- Willi Lehmann
- Nickname: Agent A-201/Breitenbach
- Born: 15 March 1884 Leipzig, German Empire
- Died: 13 December 1942 (aged 58) Berlin, Nazi Germany
- Allegiance: Germany USSR
- Service years: Germany 1911-1942 USSR 1929-1942
- Rank: SS-Hauptsturmführer (captain)
- Unit: Gestapo

= Willi Lehmann =

Soviet agent in Nazi Germany

Willi (Willy) Lehmann (15 March 1884 - 13 December 1942) was a police official and Soviet agent in Nazi Germany.

Lehmann was a criminal inspector and SS-Hauptsturmführer (captain), alias Agent A-201/Breitenbach. During World War II Lehmann was one of the most valuable sources for the NKVD in Germany.

==Biography==
Lehmann was born into the family of a school teacher. He joined the Berlin Police force in 1911. In 1920, he became deputy division chief of anti-espionage. In 1929, Lehmann began providing information for the NKVD. He initially did this not out of communist sympathy, but because he was married, also had a girlfriend, and needed money. In addition, he had a fondness for horse racing.

In 1933, Lehmann joined the Gestapo. The NKVD code name for the Gestapo was Apotheke (pharmacy). In the Gestapo, Lehmann became director of the division combating Soviet espionage. Thanks to Lehmann's information, the Soviets were able to free their agent Arnold Deutsch, who later recruited Kim Philby.

Lehmann joined the SS in 1934. Toward the end of June, Hermann Göring asked Lehmann to help organize the Röhm Putsch to liquidate opponents of the regime. Lehmann later told the NKVD that the murders he helped organize during the Night of the Long Knives sickened him, albeit they also solidified his position with his Gestapo superiors.

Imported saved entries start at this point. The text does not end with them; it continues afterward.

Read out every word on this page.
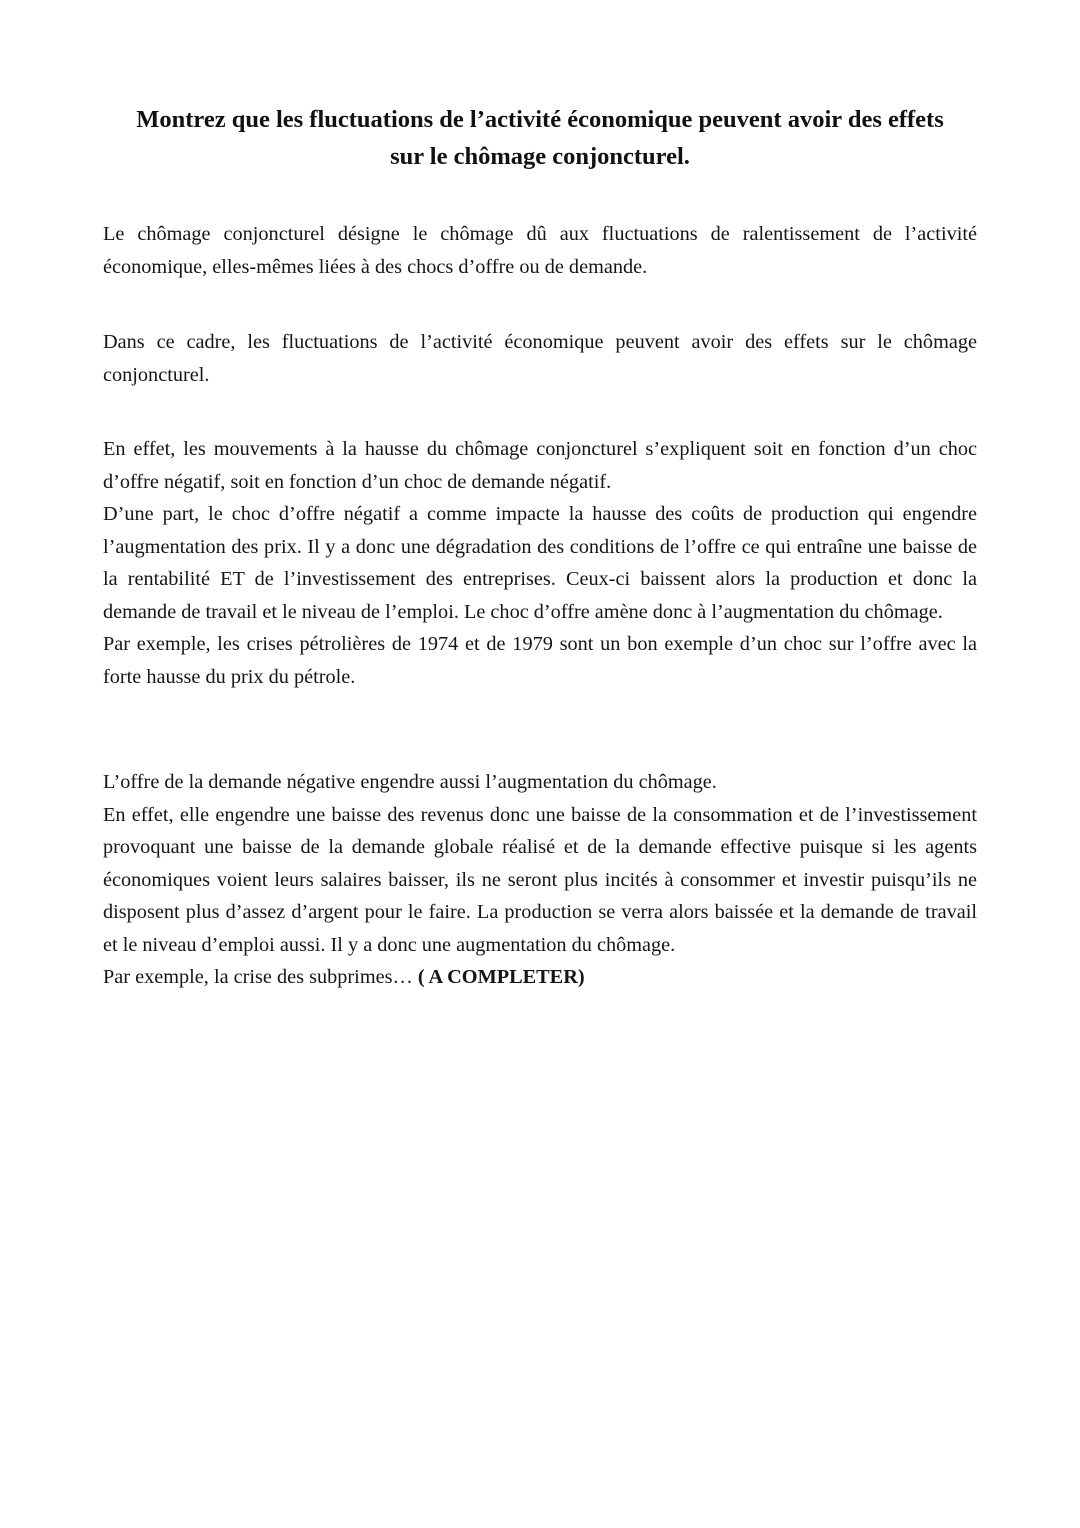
Montrez que les fluctuations de l’activité économique peuvent avoir des effets
sur le chômage conjoncturel.

Le chômage conjoncturel désigne le chômage dû aux fluctuations de ralentissement de l’activité économique, elles-mêmes liées à des chocs d’offre ou de demande.

Dans ce cadre, les fluctuations de l’activité économique peuvent avoir des effets sur le chômage conjoncturel.

En effet, les mouvements à la hausse du chômage conjoncturel s’expliquent soit en fonction d’un choc d’offre négatif, soit en fonction d’un choc de demande négatif.

D’une part, le choc d’offre négatif a comme impacte la hausse des coûts de production qui engendre l’augmentation des prix. Il y a donc une dégradation des conditions de l’offre ce qui entraîne une baisse de la rentabilité ET de l’investissement des entreprises. Ceux-ci baissent alors la production et donc la demande de travail et le niveau de l’emploi. Le choc d’offre amène donc à l’augmentation du chômage.

Par exemple, les crises pétrolières de 1974 et de 1979 sont un bon exemple d’un choc sur l’offre avec la forte hausse du prix du pétrole.

L’offre de la demande négative engendre aussi l’augmentation du chômage.

En effet, elle engendre une baisse des revenus donc une baisse de la consommation et de l’investissement provoquant une baisse de la demande globale réalisé et de la demande effective puisque si les agents économiques voient leurs salaires baisser, ils ne seront plus incités à consommer et investir puisqu’ils ne disposent plus d’assez d’argent pour le faire. La production se verra alors baissée et la demande de travail et le niveau d’emploi aussi. Il y a donc une augmentation du chômage.

Par exemple, la crise des subprimes… ( A COMPLETER)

In 1939, Lehmann transferred to the Reich Security Main Office (RSHA), division IV. His responsibility was to prevent the Soviets from spying on the German armaments industry. This position enabled Lehmann to provide valuable information to the Soviets about German armaments. On 19 June 1941, Lehmann reported to the NKVD the exact date and time when the Germans planned to invade the Soviet Union. Operation Barbarossa was launched on 22 June 1941. His message was telegraphed to Beria and Stalin, but the latter dismissed it, like other such reports. That was his last contact, because soon after the invasion all his Soviet contacts left, and all the reserve radios that the German agents used had insufficient range after the capture of Minsk on June 28.

In 1942, with the Germans' discovery of the Red Orchestra, Lehmann was arrested and shot without trial on orders of Heinrich Himmler, who at the same time had the entire matter hushed up.